Making AI More Energy Efficient
Training artificial intelligence (AI), an activity that involves processing vast amounts of data, is an energy-intensive process. One recent estimate by a researcher at the University of Massachusetts Amherst suggested that training a single AI creates a carbon dioxide (CO2) footprint of 626,000 pounds, or five times the lifetime emissions of the average American car. That same paper asserted that using a state-of-the-art language model for natural language processing equals the CO2 emissions of one human for 30 years. Both findings provide a jarring quantification of AI’s environmental impact, which becomes more troublesome since nearly every industry uses AI and machining learning (ML) to improve decision making and problem solving.
Two innovative projects, each awarded $50,000 in seed funding this month by UC Santa Barbara’s Institute for Energy Efficiency (IEE), are designed to make AI and machine learning more efficient.

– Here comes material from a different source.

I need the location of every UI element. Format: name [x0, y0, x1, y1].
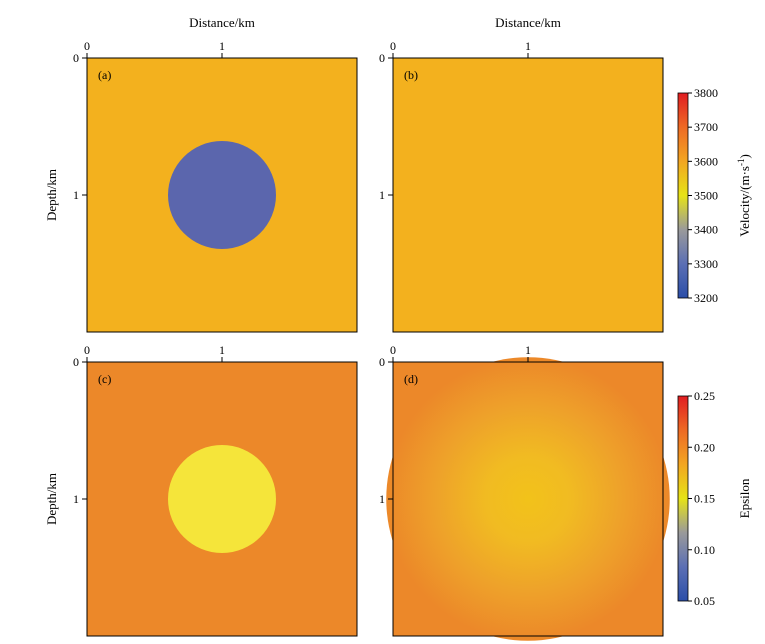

Professor Xifeng Yan and Assistant Professor William Wang, both faculty in the Computer Science Department, are teaming up to improve the energy efficiency of AI and machine learning at algorithmic and systems levels. Their work could potentially impact industry and academia.
Dmitri Strukov, an Electrical and Computer Engineering Professor, plans to attack the challenge by advancing computer architecture and hardware. He proposes using technology, designed similar to the human brain, for solving some of the hardest optimization problems. His project, Energy-Efficient Mixed-Signal Neuro-Optimization Hardware, employs mixed-signal neuromorphic circuits with integrated metal-oxide memristors, which are non-volatile memory devices that his group has been developing for the past ten years. Such circuits enable very dense, fast, and energy-efficient implementation of probabilistic vector-by-matrix multiplier, which is the most common operation in bio-inspired optimization algorithms. The preliminary results from his group show that the proposed hardware implementation is estimated to be 70 times faster and 20,000 times more energy efficient compared to the most efficient conventional approach.
With the seed funding, Strukov plans to redesign existing circuits and build an interdisciplinary team of people who specialize in algorithms, application domain, and system integration.
The two projects were among the four awarded inaugural seed funding grants this month by the IEE. The awards were made possible through a gift from an anonymous donor. The selected projects are in the early stages of development and align with at least one of IEE’s three central themes: computing and communications, smart societal infrastructure, and the food-energy-water nexus. The seed funding is intended to produce preliminary results that UCSB scientists can use to apply for major external funding to further fund and expand their research.
The IEE also awarded seed funding to projects that could drastically help the citrus industry, and create a new energy storage solution for the electric grid.
New proposals for funding will be accepted starting July 1, 2020.